Labor as Capital: AI and the Ownership of Expertise | Research Seminar with Danielle Li

When and Where

Wednesday, March 18, 2026 12:30 pm to 2:00 pm
CIRHR Room 205

Speakers

Danielle Li, Professor, MIT Sloan School of Management

Description

HYBRID FORMAT
Zoom Link
Meeting ID: 857 9248 4298

Professor Li will present her co-authored work, Labor as Capital: AI and the Ownership of Expertise (with Zoe Cullen and Shengwu Li)

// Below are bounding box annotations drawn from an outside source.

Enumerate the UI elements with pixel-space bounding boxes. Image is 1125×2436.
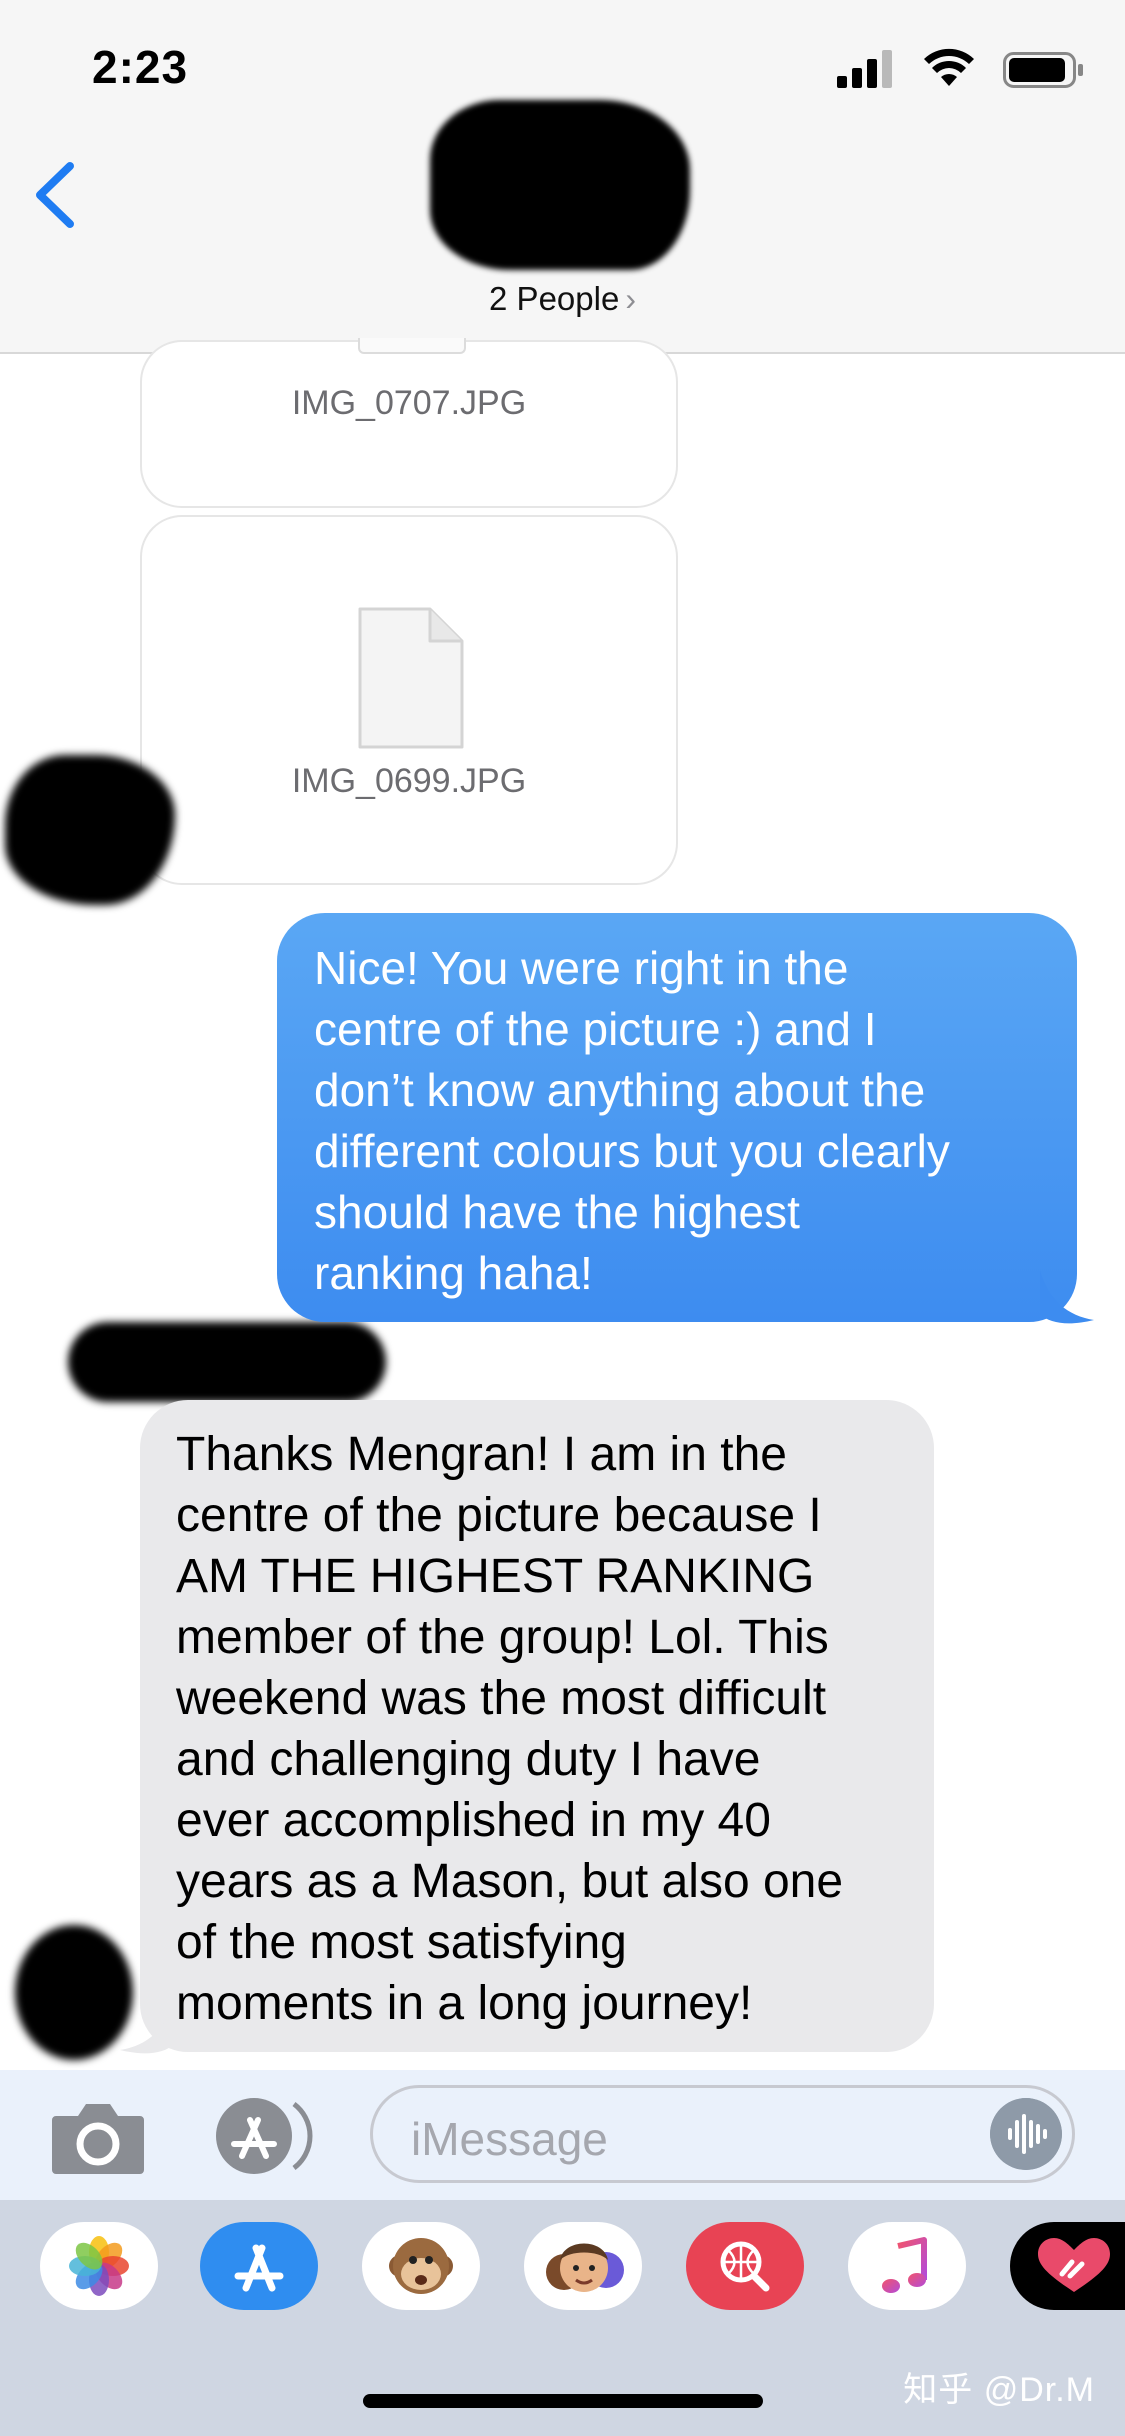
status-icons bbox=[825, 48, 1085, 90]
bubble-tail bbox=[120, 2000, 174, 2054]
animoji-icon[interactable] bbox=[362, 2222, 480, 2310]
conversation-header: 2:23 2 People › bbox=[0, 0, 1125, 354]
watermark: 知乎 @Dr.M bbox=[903, 2371, 1095, 2409]
people-button[interactable]: 2 People › bbox=[0, 280, 1125, 318]
chevron-left-icon[interactable] bbox=[30, 160, 80, 230]
app-store-icon[interactable] bbox=[208, 2096, 318, 2176]
camera-icon[interactable] bbox=[50, 2098, 146, 2176]
received-message-bubble[interactable]: Thanks Mengran! I am in the centre of th… bbox=[140, 1400, 934, 2052]
attachment-img-0707[interactable]: IMG_0707.JPG bbox=[140, 338, 678, 508]
signal-icon bbox=[837, 50, 892, 88]
music-icon[interactable] bbox=[848, 2222, 966, 2310]
sender-avatar bbox=[15, 1925, 133, 2060]
battery-icon bbox=[1003, 52, 1083, 88]
sent-message-bubble[interactable]: Nice! You were right in the centre of th… bbox=[277, 913, 1077, 1322]
status-time: 2:23 bbox=[92, 41, 189, 93]
bubble-tail bbox=[1040, 1270, 1094, 1324]
wifi-icon bbox=[924, 48, 974, 86]
sender-avatar bbox=[5, 755, 175, 905]
imessage-placeholder: iMessage bbox=[411, 2113, 608, 2165]
people-label: 2 People bbox=[489, 280, 620, 317]
group-avatar[interactable] bbox=[430, 100, 690, 270]
web-images-search-icon[interactable] bbox=[686, 2222, 804, 2310]
memoji-icon[interactable] bbox=[524, 2222, 642, 2310]
sender-name bbox=[68, 1322, 386, 1402]
attachment-file-name: IMG_0707.JPG bbox=[291, 384, 527, 422]
photos-app-icon[interactable] bbox=[40, 2222, 158, 2310]
chevron-right-icon: › bbox=[625, 281, 636, 317]
doc-icon bbox=[358, 338, 466, 354]
attachment-file-name: IMG_0699.JPG bbox=[291, 762, 527, 800]
home-indicator[interactable] bbox=[363, 2394, 763, 2408]
doc-icon bbox=[358, 607, 464, 749]
attachment-img-0699[interactable]: IMG_0699.JPG bbox=[140, 515, 678, 885]
message-input-bar: iMessage bbox=[0, 2070, 1125, 2200]
audio-message-icon[interactable] bbox=[990, 2098, 1062, 2170]
digital-touch-icon[interactable] bbox=[1010, 2222, 1125, 2310]
app-store-icon[interactable] bbox=[200, 2222, 318, 2310]
imessage-input[interactable]: iMessage bbox=[370, 2085, 1075, 2183]
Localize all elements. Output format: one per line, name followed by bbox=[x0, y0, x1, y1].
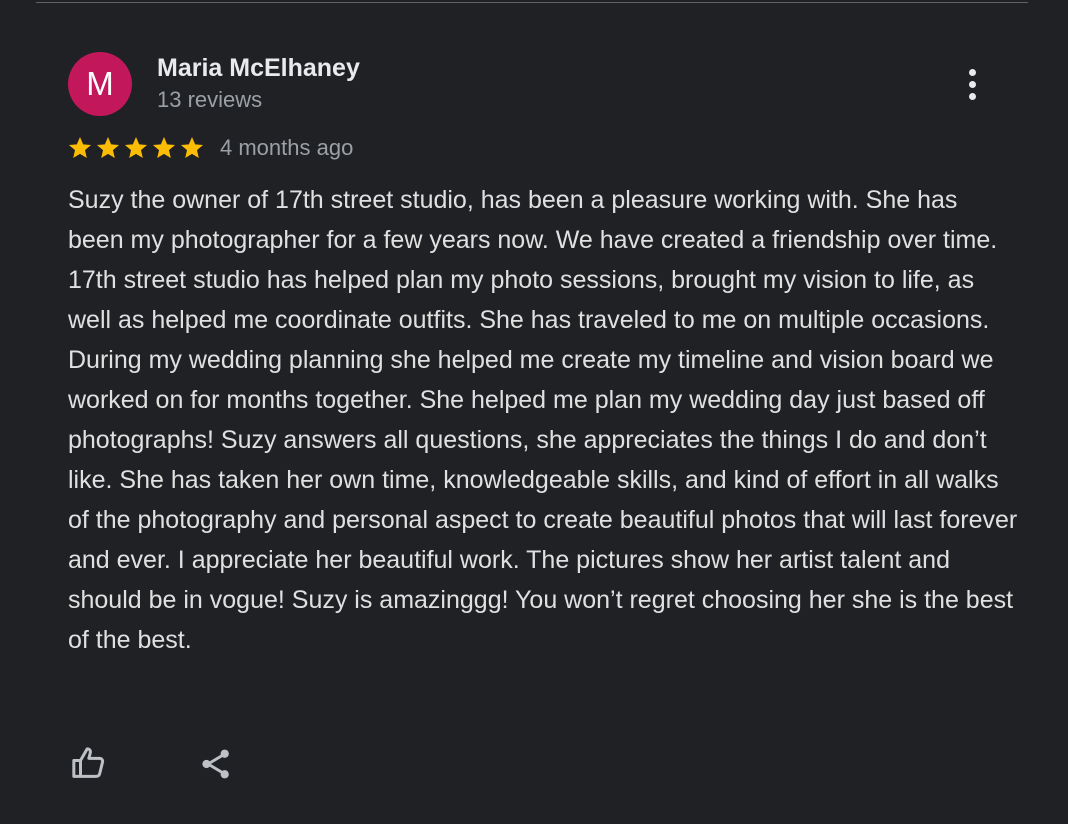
star-icon bbox=[179, 135, 205, 161]
thumb-up-icon bbox=[72, 747, 105, 778]
star-icon bbox=[95, 135, 121, 161]
star-icon bbox=[151, 135, 177, 161]
review-date: 4 months ago bbox=[220, 135, 354, 160]
star-rating bbox=[67, 135, 205, 161]
more-vert-icon-dot bbox=[968, 80, 976, 88]
share-icon bbox=[202, 749, 229, 779]
review-card: M Maria McElhaney 13 reviews 4 months ag… bbox=[0, 0, 1068, 824]
more-vert-icon-dot bbox=[968, 92, 976, 100]
avatar[interactable]: M bbox=[68, 52, 132, 116]
more-vert-icon bbox=[968, 68, 976, 76]
review-count: 13 reviews bbox=[157, 87, 263, 112]
rating-row: 4 months ago bbox=[67, 133, 353, 163]
avatar-initial: M bbox=[86, 65, 114, 102]
author-name[interactable]: Maria McElhaney bbox=[157, 52, 360, 84]
share-button[interactable] bbox=[192, 740, 240, 788]
star-icon bbox=[67, 135, 93, 161]
star-icon bbox=[123, 135, 149, 161]
more-options-button[interactable] bbox=[950, 62, 994, 106]
review-text: Suzy the owner of 17th street studio, ha… bbox=[68, 186, 1018, 654]
like-button[interactable] bbox=[64, 739, 112, 787]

Abstract | Workplace surveillance increasingly generates data that can train AI systems to replicate worker expertise. Using a large online survey experiment of U.S. workers, we provide evidence that workers believe that they have valuable uncodified knowledge about how to perform their jobs, and believe that they have substantial flexibility in how much knowledge they can withhold or share with their employers.  We formalize this behavior in a model of knowledge supply under surveillance-enabled AI and use it to evaluate alternative policies. Individual data ownership---workers' preferred policy---eliminates knowledge withholding but creates negative externalities: one worker’s data strengthens the firm’s bargaining position against others, potentially making all workers worse off. In contrast, collective data ownership achieves the first-best outcome, promoting knowledge sharing while allowing workers to benefit from AI-driven productivity gains. These findings highlight the importance of labor agreements in shaping AI adoption in labor markets.

Danielle Li is the David Sarnoff Professor of Management of Technology and a Professor at the MIT Sloan School of Management, as well as a Faculty Research Fellow at the National Bureau of Economic Research. Her research interests are in economics of innovation and labor economics, with a focus on how organizations evaluate ideas, projects, and people. Danielle's work has been published in leading academic journals across a range of fields, including the Quarterly Journal of Economics, Science, and Management Science. In addition, her work has been regularly featured in  media outlets such as the Economist, New York Times, and Wall Street Journal. She has previously taught at the Harvard Business School and the Kellogg School of Management. She holds an AB in mathematics and the history of science from Harvard College and a PhD in economics from MIT.